Cardiovascular Disease (CVD) refers to diseases of the heart and blood vessels. Examples of diseases in this category are congestive heart failure, coronary artery disease, angina, high blood pressure and stroke.
Cardiovascular disease, in many cases, is caused by atherosclerosis - an excess build-up of plaque on the inner wall of a large blood vessel, which restricts blood flow.
In a small observational study comparing men presenting for scheduled angiography, testosterone levels were significantly lower in males with coronary artery disease compared to men with normal coronaries. (1)
Literature suggests that exogenous testosterone (testosterone acquired from outside the body's own testosterone-making system) is associated with a reduced risk of cardiovascular disease and more favorable levels of certain risk factors for heart disease; however, the relationship between the development of cardiovascular disease and serum testosterone levels remains uncertain.
Elevated lipids and apoproteins in the blood are risk factors associated with cardiovascular diseases, in particular, high total cholesterol and high LDL (low density lipoprotein). These lipids are pro-atherogenic – they may form deposits in the walls of the blood vessels - whereas HDL (high density lipoprotein) is protective against these deposits.

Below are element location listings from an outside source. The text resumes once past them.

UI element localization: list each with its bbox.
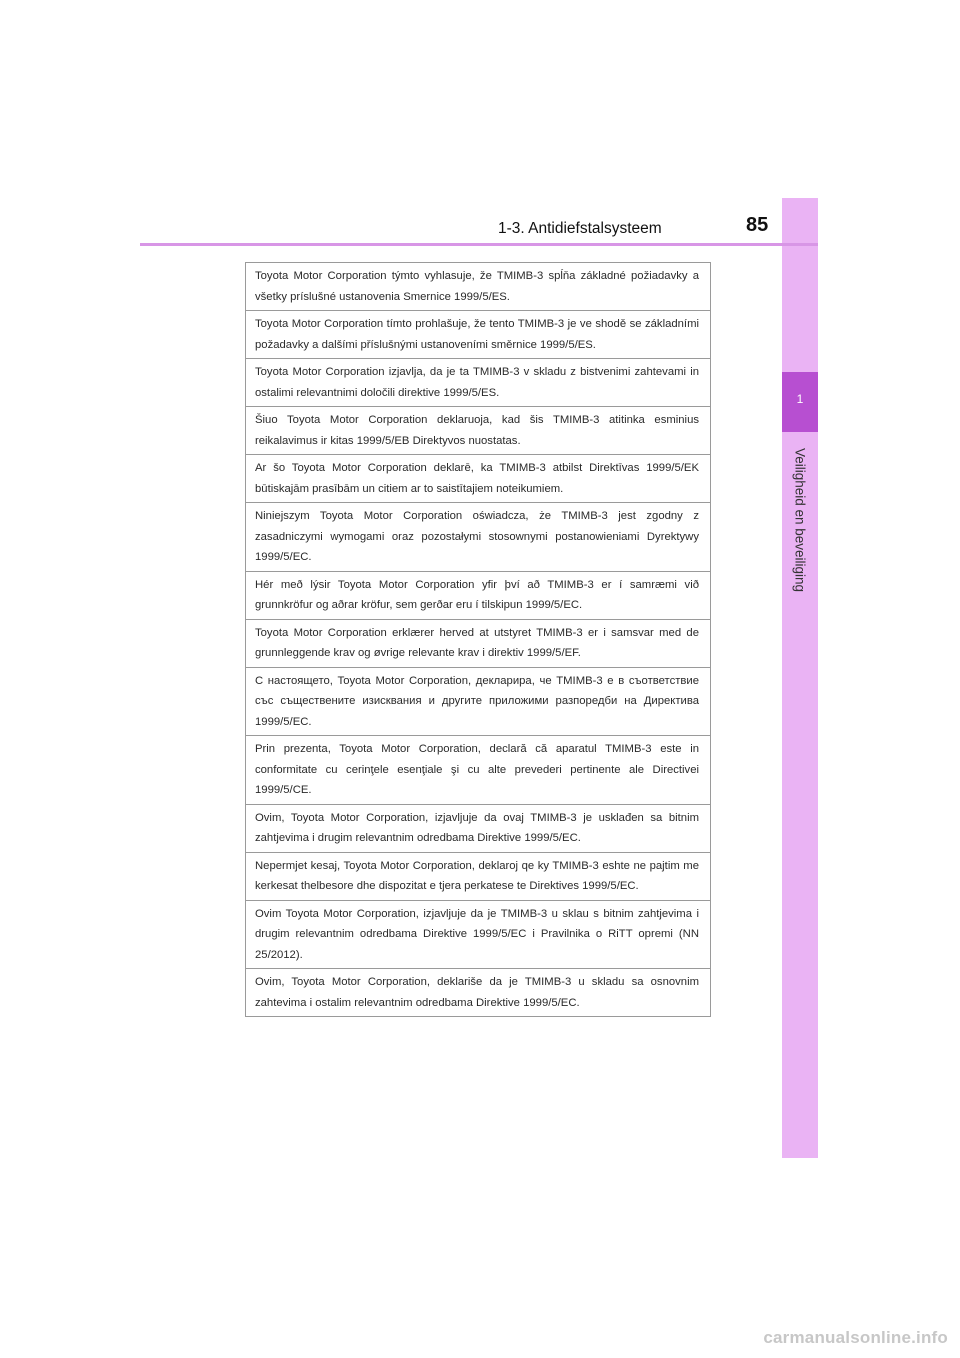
declaration-row: Toyota Motor Corporation erklærer herved at utstyret TMIMB-3 er i samsvar med de grunnleggende krav og øvrige relevante krav i direktiv 1999/5/EF.: [246, 619, 710, 667]
declaration-row: Ar šo Toyota Motor Corporation deklarē, ka TMIMB-3 atbilst Direktīvas 1999/5/EK būtiskajām prasībām un citiem ar to saistītajiem noteikumiem.: [246, 454, 710, 502]
header-rule: [140, 243, 818, 246]
declaration-row: Toyota Motor Corporation izjavlja, da je ta TMIMB-3 v skladu z bistvenimi zahtevami in ostalimi relevantnimi določili direktive 1999/5/ES.: [246, 358, 710, 406]
declaration-row: Ovim, Toyota Motor Corporation, izjavljuje da ovaj TMIMB-3 je usklađen sa bitnim zahtjevima i drugim relevantnim odredbama Direktive 1999/5/EC.: [246, 804, 710, 852]
watermark-text: carmanualsonline.info: [763, 1328, 948, 1347]
chapter-label: Veiligheid en beveiliging: [792, 447, 808, 593]
declaration-row: Šiuo Toyota Motor Corporation deklaruoja, kad šis TMIMB-3 atitinka esminius reikalavimus ir kitas 1999/5/EB Direktyvos nuostatas.: [246, 406, 710, 454]
declarations-table: [245, 262, 711, 1017]
declaration-row: Toyota Motor Corporation tímto prohlašuje, že tento TMIMB-3 je ve shodě se základními požadavky a dalšími příslušnými ustanoveními směrnice 1999/5/ES.: [246, 310, 710, 358]
chapter-side-tab: [782, 198, 818, 1158]
declaration-row: Ovim Toyota Motor Corporation, izjavljuje da je TMIMB-3 u sklau s bitnim zahtjevima i drugim relevantnim odredbama Direktive 1999/5/EC i Pravilnika o RiTT opremi (NN 25/2012).: [246, 900, 710, 969]
section-title: 1-3. Antidiefstalsysteem: [498, 220, 662, 237]
declaration-row: Prin prezenta, Toyota Motor Corporation, declară că aparatul TMIMB-3 este in conformitate cu cerinţele esenţiale şi cu alte prevederi pertinente ale Directivei 1999/5/CE.: [246, 735, 710, 804]
declaration-row: Niniejszym Toyota Motor Corporation oświadcza, że TMIMB-3 jest zgodny z zasadniczymi wymogami oraz pozostałymi stosownymi postanowieniami Dyrektywy 1999/5/EC.: [246, 502, 710, 571]
declaration-row: С настоящето, Toyota Motor Corporation, декларира, че TMIMB-3 е в съответствие със съществените изисквания и другите приложими разпоредби на Директива 1999/5/EC.: [246, 667, 710, 736]
declaration-row: Hér með lýsir Toyota Motor Corporation yfir því að TMIMB-3 er í samræmi við grunnkröfur og aðrar kröfur, sem gerðar eru í tilskipun 1999/5/EC.: [246, 571, 710, 619]
page-number: 85: [746, 214, 769, 236]
declaration-row: Toyota Motor Corporation týmto vyhlasuje, že TMIMB-3 spĺňa základné požiadavky a všetky príslušné ustanovenia Smernice 1999/5/ES.: [255, 270, 699, 303]
chapter-number: 1: [796, 392, 804, 406]
declaration-row: Nepermjet kesaj, Toyota Motor Corporation, deklaroj qe ky TMIMB-3 eshte ne pajtim me kerkesat thelbesore dhe dispozitat e tjera perkatese te Direktives 1999/5/EC.: [246, 852, 710, 900]
declaration-row: Ovim, Toyota Motor Corporation, deklariše da je TMIMB-3 u skladu sa osnovnim zahtevima i ostalim relevantnim odredbama Direktive 1999/5/EC.: [246, 968, 710, 1016]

There is a more consistent relationship with testosterone and other lipid fractions. Most studies of elderly or hypogonadal populations report reductions in total cholesterol, LDL and apo-protein B after treatment with exogenous testosterone.

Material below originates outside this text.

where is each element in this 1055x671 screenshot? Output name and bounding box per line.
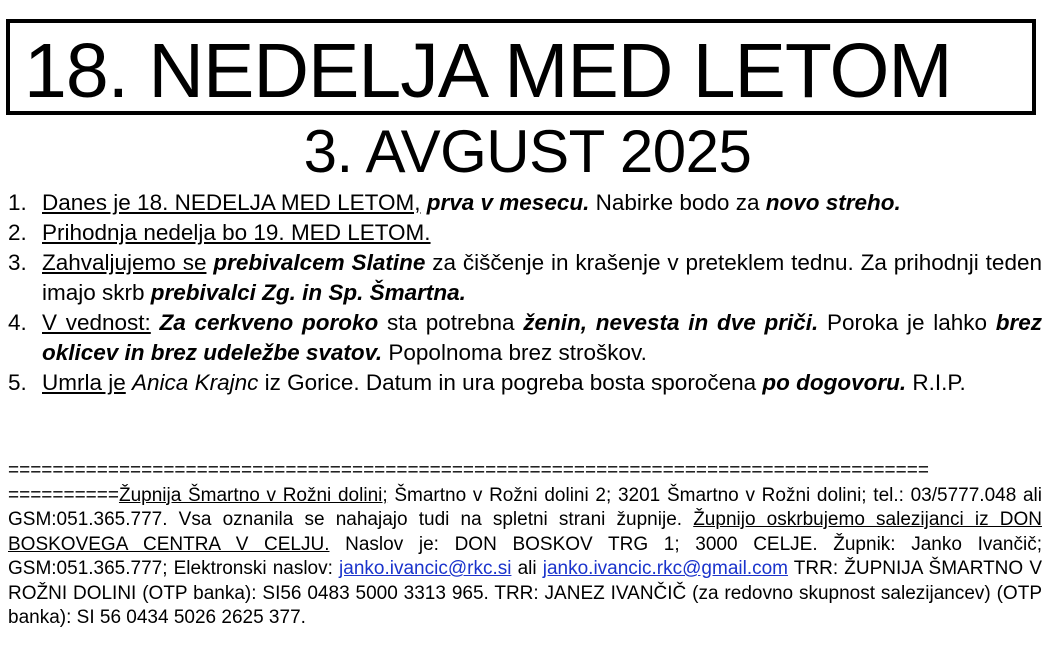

A study measuring the effects of testosterone replacement on lipid levels in the hypogonadal population, showed reductions of up to 22% in total cholesterol and 15% in LDL.(2)
Hypertension (high blood pressure) is another established risk factor for coronary artery disease, and lowering high blood pressure reduces the risk of cardiovascular events. Testosterone levels have shown to be lower in populations of men with hypertension than in men with normal blood pressures. This may be because testosterone acts like a natural vasodilator (causing dilation of the blood vessels) by reducing peripheral vascular resistance; therefore, lowering blood pressure.
The purpose of secondary prevention in patients with vascular disease is to reduce the incidence of subsequent events, thus prolonging the duration and quality of life. There are well-established therapies for coronary disease that target the known cardiovascular risk factors. There is a lot of evidence that suggests that testosterone treatment in men has potentially beneficial effects on virtually all of the coronary risk factors, as well as an independent anti-atherogenic action. In addition, testosterone therapy improves the ischemic threshold and therefore the quality of life in patients with symptomatic coronary disease. This is important, since it is rare that a secondary prevention treatment can make a patient feel better.
(1) English KM, Mandour O, Steeds RP, Diver MJ, Jones TH, Channer KS. Men with coronary artery disease have lower levels of androgens than men with normal coronary angiograms. Eur Heart J 2000; 21:890–4.
(2) Zgliczynski S, Ossowski M, Slowinska-Srzednicka J, Brzezinska A, Zglicznski W, Soszynski P, Chotkowska E, Srzednicki M, Sadowski Z. Effect of testosterone replacement therapy on lipids and lipoproteins in hypogonadal and elderly men. Atherosclerosis 1996; 121:35–43.